Van Helsing
Year: | 2004 |
Studio: | Universal |
Director: | Stephen Sommers |
Cast: | Hugh Jackman, Kate Beckinsale, Richard Roxburgh, David Wenham |
It looked like the final product might be a cut above the usual bloated, churned-out, computer-generated, over-marketed movies they start releasing now it's the American summer holidays to try and separate 15 year old boys from their money. A striking visual style and a sombre darkness (frequently promised but rarely captured) seemed to be the flavour Universal were following.
Then the omens turned bad. Universal started cranking the marketing machine up to fever pitch. They went on record saying they'd earmarked it as their 'summer movie'. Hope that they'd hold on to the anime-inspired tone the early sketches alluded to faded, but it was still hope.
No such luck. If watching movies is like eating popcorn, Van Helsing is like swallowing mouthfuls of unpopped kernels and injecting the butter straight into a vein.
The personalities attached to the project notwithstanding, the real star is a bank of Macintosh G5's in a post production facility somewhere, spending nights and weekends rendering the almost constant computer generated graphics that turn Van Helsing into a Playstation game on amphetamine withdrawal.
Following the opening sequence (an understated homage to the classic monster movies of the 30's mined from Universal's own back catalogue), there's no mistaking you're in blockbuster territory. It's Bram Stoker meets The Matrix, as the titular vampire hunter unleashes an array of appropriately clanking metal weaponry that would give James Bond performance anxiety.
What's wrong with Van Helsing? Well, the premise (not the script) is quite brilliant, so the tendency is to be harsher than Van Helsing perhaps deserves for being a take-your-brain-off-the-hook action movie instead of a dark, edgy new look at a classic legend.
Van Helsing himself (Jackman, shaping up as this decade's Harrison Ford) is a tortured man, a lone soldier in 18th century Church's ongoing effort to cleanse the earth of evil (in the form of vampires and werewolves).
Sent to a remote village in the Transylvanian Alps, he finds the townspeople terrorised after repeated attacks by vampires who come in on the wing to feed.
The harem of Count Dracula, they're hatching a scheme to give life to thousands more of their kind, thanks to a procedure perfected under Dracula's employ by Dr Frankenstein in creation of his famous monster.
Van Helsing teams up with the young woman sworn to destroy Dracula and lift the curse on her family (Beckinsale), and a junior cleric Carl (Wenham), a weapons inventor and as corny a comic sidekick as there's ever been, always there to come up with a dopey but loveable line at the opportune moment. Studio executives imagined audiences laughing pleasantly saying 'Oh, that Carl...", but the reality is that he's more like Jar Jar Binks, and you'll wish Van Helsing would turn his gas-powered crossbow on him and put us out of our misery.
A production-line script, the token secret in Van Helsing's quest (to give the character 'depth'), a plot than takes ten minutes while the remaining 90% of the running time is filled with orgies of pixelated action makes Van Helsing just another blockbuster you'll have forgotten about by the time you've left the cinema car park.

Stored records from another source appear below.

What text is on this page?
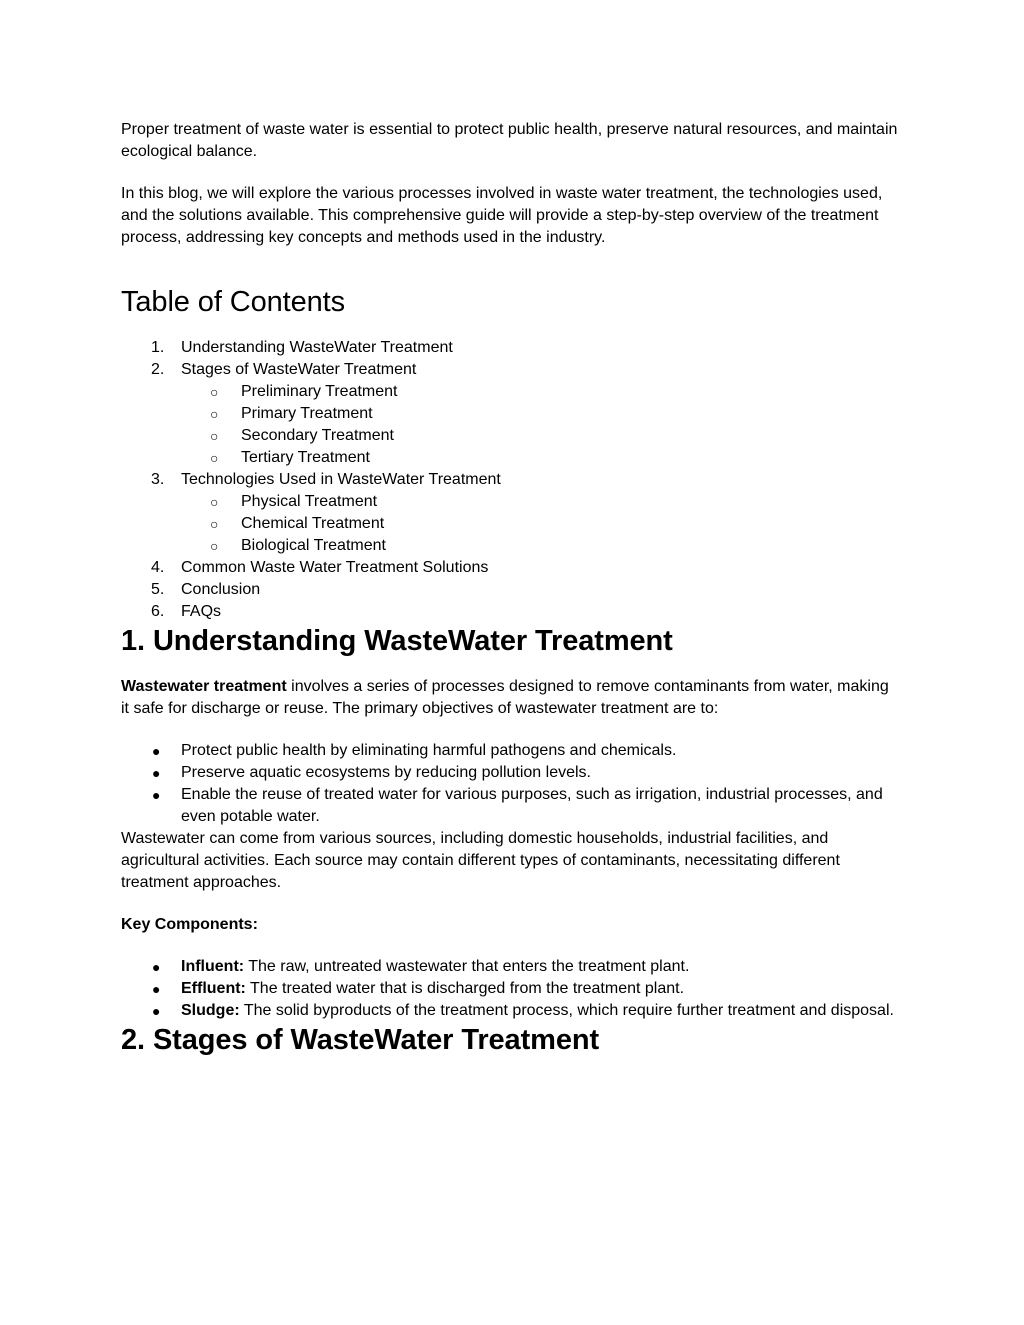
Proper treatment of waste water is essential to protect public health, preserve natural resources, and maintain ecological balance.

In this blog, we will explore the various processes involved in waste water treatment, the technologies used, and the solutions available. This comprehensive guide will provide a step-by-step overview of the treatment process, addressing key concepts and methods used in the industry.

Table of Contents
1. Understanding WasteWater Treatment
2. Stages of WasteWater Treatment
○ Preliminary Treatment
○ Primary Treatment
○ Secondary Treatment
○ Tertiary Treatment
3. Technologies Used in WasteWater Treatment
○ Physical Treatment
○ Chemical Treatment
○ Biological Treatment
4. Common Waste Water Treatment Solutions
5. Conclusion
6. FAQs
1. Understanding WasteWater Treatment

Wastewater treatment involves a series of processes designed to remove contaminants from water, making it safe for discharge or reuse. The primary objectives of wastewater treatment are to:

● Protect public health by eliminating harmful pathogens and chemicals.
● Preserve aquatic ecosystems by reducing pollution levels.
● Enable the reuse of treated water for various purposes, such as irrigation, industrial processes, and even potable water.

Wastewater can come from various sources, including domestic households, industrial facilities, and agricultural activities. Each source may contain different types of contaminants, necessitating different treatment approaches.

Key Components:

● Influent: The raw, untreated wastewater that enters the treatment plant.
● Effluent: The treated water that is discharged from the treatment plant.
● Sludge: The solid byproducts of the treatment process, which require further treatment and disposal.
2. Stages of WasteWater Treatment
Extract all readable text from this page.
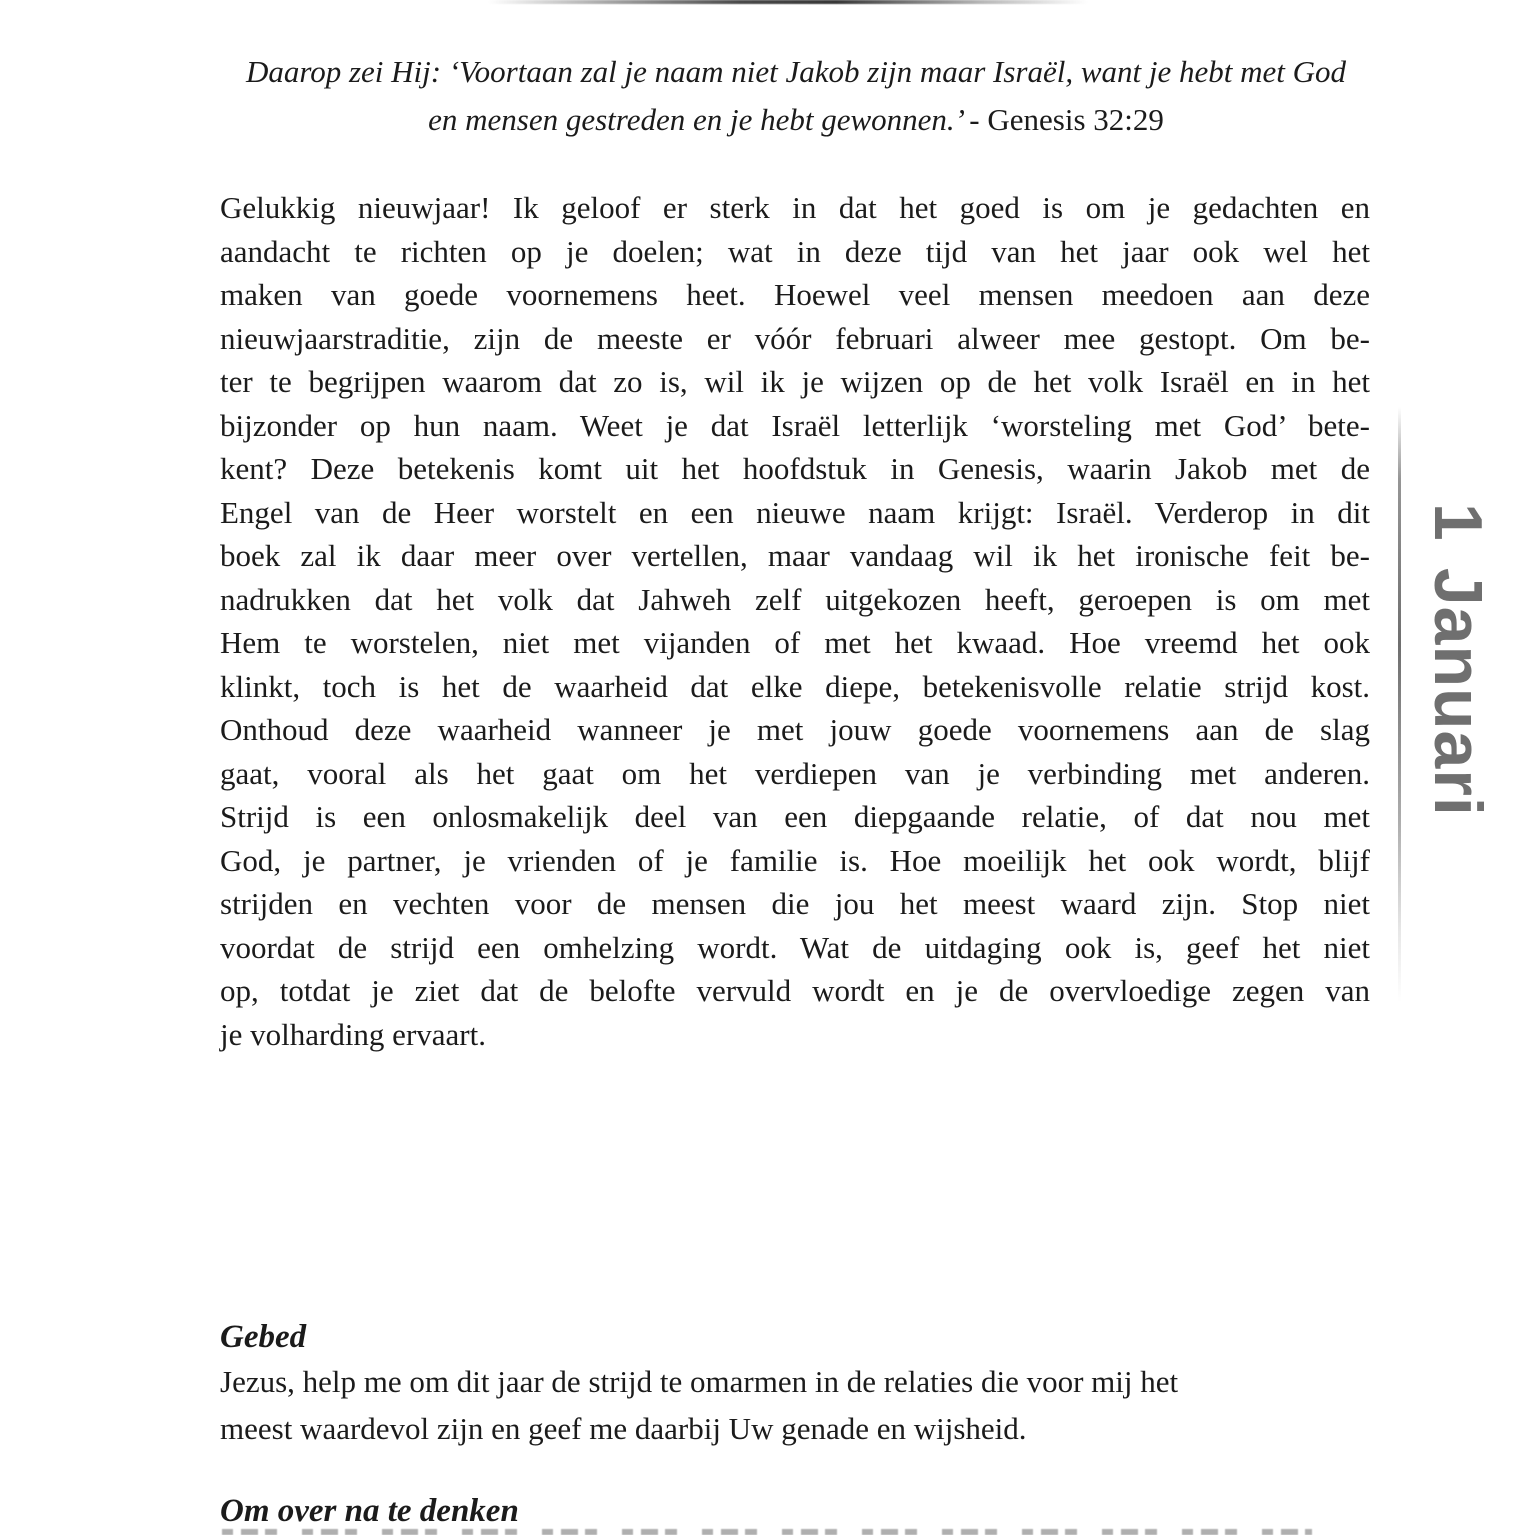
Daarop zei Hij: ‘Voortaan zal je naam niet Jakob zijn maar Israël, want je hebt met God
en mensen gestreden en je hebt gewonnen.’ - Genesis 32:29
Gelukkig nieuwjaar! Ik geloof er sterk in dat het goed is om je gedachten en
aandacht te richten op je doelen; wat in deze tijd van het jaar ook wel het
maken van goede voornemens heet. Hoewel veel mensen meedoen aan deze
nieuwjaarstraditie, zijn de meeste er vóór februari alweer mee gestopt. Om be-
ter te begrijpen waarom dat zo is, wil ik je wijzen op de het volk Israël en in het
bijzonder op hun naam. Weet je dat Israël letterlijk ‘worsteling met God’ bete-
kent? Deze betekenis komt uit het hoofdstuk in Genesis, waarin Jakob met de
Engel van de Heer worstelt en een nieuwe naam krijgt: Israël. Verderop in dit
boek zal ik daar meer over vertellen, maar vandaag wil ik het ironische feit be-
nadrukken dat het volk dat Jahweh zelf uitgekozen heeft, geroepen is om met
Hem te worstelen, niet met vijanden of met het kwaad. Hoe vreemd het ook
klinkt, toch is het de waarheid dat elke diepe, betekenisvolle relatie strijd kost.
Onthoud deze waarheid wanneer je met jouw goede voornemens aan de slag
gaat, vooral als het gaat om het verdiepen van je verbinding met anderen.
Strijd is een onlosmakelijk deel van een diepgaande relatie, of dat nou met
God, je partner, je vrienden of je familie is. Hoe moeilijk het ook wordt, blijf
strijden en vechten voor de mensen die jou het meest waard zijn. Stop niet
voordat de strijd een omhelzing wordt. Wat de uitdaging ook is, geef het niet
op, totdat je ziet dat de belofte vervuld wordt en je de overvloedige zegen van
je volharding ervaart.
Gebed
Jezus, help me om dit jaar de strijd te omarmen in de relaties die voor mij het
meest waardevol zijn en geef me daarbij Uw genade en wijsheid.
Om over na te denken
1Januari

If there's one thing extraordinary about this film, it's the first huge American event movie not only headlined by an Australian actor, but the main cast contains three of them (plus one Brit).
That's certainly something we should be proud about, it's just a shame that for Australian actors to make it big in the movies, they have to move to Los Angeles and prove themselves more as blue-screen technicians for post-production houses than actors.